There had been no words spoken, not before she'd slipped into his bed with that dress, that scent, not when he tasted her lips, her skin, or when she took him inside of her, none during everything that happened thereafter.

She had left quickly when it was done, her limbs moving more efficiently on the way out, touching nothing but her clothes as she put them back on, ignoring that table, that sword, those belongings that no longer held significance. It hadn't occurred to Nazir until now that he'd never actually spoken to her, not once. He had avoided her summons since that night, and they'd stopped coming since she became ma'adevi. Not that it surprised him. It was his seed she'd always been after and the power that came with it. Not his words. Never that.

Not today either.

He'd known it the moment he entered the chamber, when he saw her in that high backed chair, wearing the exact same white dress she had worn coming to him that night. Only now a silver snake pin gleamed over her left breast, and behind her, displayed against the gold veined white marble tiles, wrapped around a staff of pure silver, the larger version of the same snake made entirely of blue-tint moonstone gave her presence an authority as jarring as the enormous amber amulet trapped behind the serpent's fangs.

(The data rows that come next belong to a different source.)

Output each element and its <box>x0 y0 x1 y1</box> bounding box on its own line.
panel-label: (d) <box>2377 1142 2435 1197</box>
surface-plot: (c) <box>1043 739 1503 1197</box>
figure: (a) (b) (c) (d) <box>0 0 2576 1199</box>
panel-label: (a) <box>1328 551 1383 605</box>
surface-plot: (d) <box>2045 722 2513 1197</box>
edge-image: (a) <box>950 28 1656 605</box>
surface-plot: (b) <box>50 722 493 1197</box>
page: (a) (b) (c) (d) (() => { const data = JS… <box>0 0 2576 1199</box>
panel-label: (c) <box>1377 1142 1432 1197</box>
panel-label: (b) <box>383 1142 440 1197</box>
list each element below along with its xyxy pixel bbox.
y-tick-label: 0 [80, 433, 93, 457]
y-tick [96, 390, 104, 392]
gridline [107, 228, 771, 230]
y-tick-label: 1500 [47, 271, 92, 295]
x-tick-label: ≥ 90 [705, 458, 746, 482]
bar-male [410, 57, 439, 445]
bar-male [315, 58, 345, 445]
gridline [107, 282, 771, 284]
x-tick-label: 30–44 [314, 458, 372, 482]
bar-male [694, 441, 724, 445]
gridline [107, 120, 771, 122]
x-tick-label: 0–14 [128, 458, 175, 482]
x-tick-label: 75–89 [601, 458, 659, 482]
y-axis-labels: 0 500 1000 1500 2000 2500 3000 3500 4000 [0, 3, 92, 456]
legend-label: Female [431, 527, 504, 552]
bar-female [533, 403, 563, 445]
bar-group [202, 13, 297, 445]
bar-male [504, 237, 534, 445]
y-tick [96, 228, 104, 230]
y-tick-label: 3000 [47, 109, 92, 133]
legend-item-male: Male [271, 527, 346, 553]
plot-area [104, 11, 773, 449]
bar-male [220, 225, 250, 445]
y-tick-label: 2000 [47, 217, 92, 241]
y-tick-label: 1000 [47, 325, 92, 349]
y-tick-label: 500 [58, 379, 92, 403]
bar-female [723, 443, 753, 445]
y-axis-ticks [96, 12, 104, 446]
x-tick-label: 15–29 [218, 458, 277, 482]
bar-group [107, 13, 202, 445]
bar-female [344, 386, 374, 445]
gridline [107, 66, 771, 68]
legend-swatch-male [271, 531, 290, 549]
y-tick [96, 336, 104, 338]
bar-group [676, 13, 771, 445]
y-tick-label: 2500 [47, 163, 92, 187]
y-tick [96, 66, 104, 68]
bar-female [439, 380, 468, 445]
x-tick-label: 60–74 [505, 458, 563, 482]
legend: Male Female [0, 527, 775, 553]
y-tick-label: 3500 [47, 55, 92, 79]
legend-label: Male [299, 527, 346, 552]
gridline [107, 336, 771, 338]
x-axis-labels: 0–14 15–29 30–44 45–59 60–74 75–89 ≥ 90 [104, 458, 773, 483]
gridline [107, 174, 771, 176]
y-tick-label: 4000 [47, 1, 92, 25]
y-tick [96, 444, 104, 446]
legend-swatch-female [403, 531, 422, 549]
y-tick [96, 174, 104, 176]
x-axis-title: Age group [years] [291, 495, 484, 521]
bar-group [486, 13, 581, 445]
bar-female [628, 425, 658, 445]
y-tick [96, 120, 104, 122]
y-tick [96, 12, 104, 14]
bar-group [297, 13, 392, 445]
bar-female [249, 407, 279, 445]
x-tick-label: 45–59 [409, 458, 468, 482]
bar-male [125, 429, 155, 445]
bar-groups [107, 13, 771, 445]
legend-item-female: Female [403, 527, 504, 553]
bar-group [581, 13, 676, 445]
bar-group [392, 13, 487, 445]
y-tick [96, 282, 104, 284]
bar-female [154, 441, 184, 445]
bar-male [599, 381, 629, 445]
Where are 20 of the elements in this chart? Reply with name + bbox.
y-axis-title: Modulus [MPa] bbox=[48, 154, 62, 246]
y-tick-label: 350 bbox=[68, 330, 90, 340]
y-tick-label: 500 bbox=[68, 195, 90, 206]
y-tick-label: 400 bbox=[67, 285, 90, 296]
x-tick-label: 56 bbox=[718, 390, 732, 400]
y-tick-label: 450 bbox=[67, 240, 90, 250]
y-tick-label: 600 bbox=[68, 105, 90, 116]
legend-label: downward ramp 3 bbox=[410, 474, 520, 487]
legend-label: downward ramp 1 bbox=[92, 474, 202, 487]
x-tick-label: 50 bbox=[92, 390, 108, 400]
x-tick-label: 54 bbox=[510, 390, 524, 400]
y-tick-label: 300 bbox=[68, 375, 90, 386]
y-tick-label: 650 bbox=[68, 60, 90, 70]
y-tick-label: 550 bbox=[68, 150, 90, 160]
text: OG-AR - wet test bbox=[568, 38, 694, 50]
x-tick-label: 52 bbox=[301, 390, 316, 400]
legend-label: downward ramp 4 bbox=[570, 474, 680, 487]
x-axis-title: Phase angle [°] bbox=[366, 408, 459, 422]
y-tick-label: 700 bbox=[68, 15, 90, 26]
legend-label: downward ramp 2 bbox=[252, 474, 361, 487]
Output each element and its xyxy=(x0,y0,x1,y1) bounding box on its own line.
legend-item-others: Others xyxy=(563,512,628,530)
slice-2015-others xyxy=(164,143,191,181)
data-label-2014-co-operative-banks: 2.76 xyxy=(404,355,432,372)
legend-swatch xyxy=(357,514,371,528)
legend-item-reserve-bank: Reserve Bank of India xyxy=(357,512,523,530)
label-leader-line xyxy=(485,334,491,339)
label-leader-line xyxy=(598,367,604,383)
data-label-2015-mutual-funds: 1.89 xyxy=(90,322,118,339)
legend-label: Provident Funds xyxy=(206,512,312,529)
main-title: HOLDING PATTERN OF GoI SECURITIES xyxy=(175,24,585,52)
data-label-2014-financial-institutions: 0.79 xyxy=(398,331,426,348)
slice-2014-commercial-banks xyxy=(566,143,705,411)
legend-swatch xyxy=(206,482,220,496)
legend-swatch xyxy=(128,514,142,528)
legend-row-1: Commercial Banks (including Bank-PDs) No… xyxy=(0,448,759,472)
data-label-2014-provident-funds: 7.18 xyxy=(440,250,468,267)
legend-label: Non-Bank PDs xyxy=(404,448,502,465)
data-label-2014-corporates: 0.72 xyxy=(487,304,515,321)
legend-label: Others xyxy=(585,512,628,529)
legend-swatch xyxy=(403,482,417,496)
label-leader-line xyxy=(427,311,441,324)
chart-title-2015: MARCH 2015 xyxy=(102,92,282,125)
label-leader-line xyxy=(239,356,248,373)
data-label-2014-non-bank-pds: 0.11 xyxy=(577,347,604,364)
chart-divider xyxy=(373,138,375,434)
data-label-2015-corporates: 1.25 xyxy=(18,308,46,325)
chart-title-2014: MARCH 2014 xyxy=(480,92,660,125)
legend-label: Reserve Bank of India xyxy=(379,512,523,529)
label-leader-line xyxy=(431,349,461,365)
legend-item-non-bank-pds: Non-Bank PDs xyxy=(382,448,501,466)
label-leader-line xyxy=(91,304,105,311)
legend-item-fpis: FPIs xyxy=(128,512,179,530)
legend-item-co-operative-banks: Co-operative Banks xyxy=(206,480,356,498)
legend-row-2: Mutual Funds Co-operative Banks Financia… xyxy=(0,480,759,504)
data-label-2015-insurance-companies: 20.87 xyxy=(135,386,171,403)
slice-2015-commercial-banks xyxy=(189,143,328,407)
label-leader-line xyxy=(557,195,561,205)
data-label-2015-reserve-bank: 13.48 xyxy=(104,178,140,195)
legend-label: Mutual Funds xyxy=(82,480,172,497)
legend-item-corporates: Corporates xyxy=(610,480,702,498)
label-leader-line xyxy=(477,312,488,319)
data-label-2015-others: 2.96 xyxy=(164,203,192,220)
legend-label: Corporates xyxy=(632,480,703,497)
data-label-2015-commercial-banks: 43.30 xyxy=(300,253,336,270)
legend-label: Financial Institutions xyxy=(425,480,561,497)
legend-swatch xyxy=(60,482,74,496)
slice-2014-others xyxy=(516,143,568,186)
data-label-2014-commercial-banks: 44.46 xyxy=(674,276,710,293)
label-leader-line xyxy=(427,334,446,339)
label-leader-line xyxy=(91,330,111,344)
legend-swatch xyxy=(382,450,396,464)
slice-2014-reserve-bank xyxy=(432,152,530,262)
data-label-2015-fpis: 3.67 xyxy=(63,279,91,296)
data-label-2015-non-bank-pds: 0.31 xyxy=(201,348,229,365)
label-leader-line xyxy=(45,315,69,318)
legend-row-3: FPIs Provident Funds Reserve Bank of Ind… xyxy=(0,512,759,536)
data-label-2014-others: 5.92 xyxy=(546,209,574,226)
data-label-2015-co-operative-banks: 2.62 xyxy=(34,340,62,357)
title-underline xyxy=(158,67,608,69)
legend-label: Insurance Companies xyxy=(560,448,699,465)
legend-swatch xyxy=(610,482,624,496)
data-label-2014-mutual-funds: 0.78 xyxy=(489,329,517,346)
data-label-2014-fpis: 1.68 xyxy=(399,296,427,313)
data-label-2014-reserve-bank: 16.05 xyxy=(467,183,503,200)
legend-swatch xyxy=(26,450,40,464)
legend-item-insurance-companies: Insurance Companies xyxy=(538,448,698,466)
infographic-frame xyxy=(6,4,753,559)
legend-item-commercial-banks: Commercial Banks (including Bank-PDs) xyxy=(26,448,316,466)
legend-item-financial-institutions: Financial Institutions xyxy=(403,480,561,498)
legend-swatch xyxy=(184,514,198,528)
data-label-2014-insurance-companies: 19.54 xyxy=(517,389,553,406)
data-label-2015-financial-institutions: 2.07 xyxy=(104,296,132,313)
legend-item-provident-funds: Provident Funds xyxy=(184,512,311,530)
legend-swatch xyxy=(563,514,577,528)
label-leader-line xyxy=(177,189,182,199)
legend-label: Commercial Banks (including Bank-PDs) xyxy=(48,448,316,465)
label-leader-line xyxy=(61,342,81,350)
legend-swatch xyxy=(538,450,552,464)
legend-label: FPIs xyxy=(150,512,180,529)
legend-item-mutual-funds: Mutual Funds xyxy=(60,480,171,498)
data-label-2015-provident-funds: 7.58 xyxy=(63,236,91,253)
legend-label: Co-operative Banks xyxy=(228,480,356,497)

It was all symbolic, of course. The white snake was the symbol of Ravi, amber was said to be the color of her eyes, and silver that of her hair. The white staff of Citara, passed down to every ma'adevi in office, underlined and etched as if in stone the elevated status all trueblood Shakshis were entitled to. A privilege, one could say, for being born with the same appearance as the goddess herself. Purebloods who had been born close–––with lighter hair and eyes––shared some of those privileges, while the commonbloods' dark eyes and dark hair left them scraping for their own fortune.

'Why would I want to fight for people who judge others by the color of their skin, their hair, their birthplace, or the god they worship?' the Prince had said. A hard truth to swallow, that. A truth no one wanted to see. In many ways, no other society in the peninsula sorted its citizens as strictly as theirs did by appearance.